Built in 1870, Weld was the second of two important additions to the Harvard campus designed by Ware & Van Brunt (the first being Memorial Hall).

It was a gift of William Fletcher Weld, in memory of his brother Stephen Minot Weld, and represented a new trend toward picturesque silhouettes that became important in American domestic architecture of the later nineteenth century, as can be seen in the Queen Anne style which was popular during the same period.

Past residents include Robert Bacon, Ben Bernanke, Michael Crichton, Christopher Durang, Daniel Ellsberg, Douglas J. Feith, Fred Grandy, Lionel de Jersey Harvard, Rashida Jones, John F. Kennedy, Douglas Kenney, Michael Kinsley, Neil H. McElroy, Neil deGrasse Tyson, Patrick Harlan and Scott Weinger.

==Wigglesworth Hall==

Wigglesworth Hall

The second largest of the freshman dormitories, and actually three buildings, Wigglesworth is located along the southern edge of the Yard, between Widener Library and Boylston Hall to the north, and Massachusetts Avenue to the south.
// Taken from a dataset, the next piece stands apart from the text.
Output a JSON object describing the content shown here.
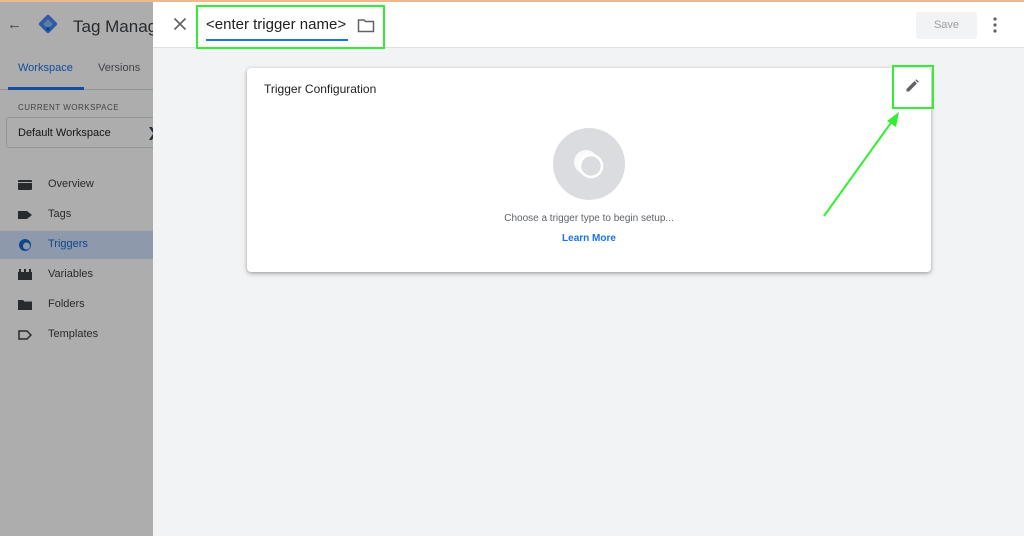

It was constructed in 1931 as "part of President Lowell's plan to enclose the Yard from the traffic of Harvard Square."

Past residents include Leonard Bernstein, Melissa Block, Benjamin C. Bradlee, Mark Danner, Jared Diamond, Bill Gates, Andre Gregory, Donald P. Hodel, Michael J. Kennedy, Ted Kennedy, Aga Khan IV, John Lithgow, Robert Lowell, Christopher Nowinski, Dennis Ritchie, Pat Toomey, David Vitter, Naomi Yang, and Randi Zuckerberg.

== Maple Yard Dorms ==
To accommodate the unusually large freshman class in the 2021–22 academic year, Harvard College housed first-year students in that year in several additional university-owned buildings: apartments at 20–20A and 22–24 Prescott Street, apartments at 10 DeWolfe Street, and The Inn at 1201 Massachusetts Ave. These are collectively termed "Maple Yard", one of the several smaller "Yards" into which first-year dorms are organized.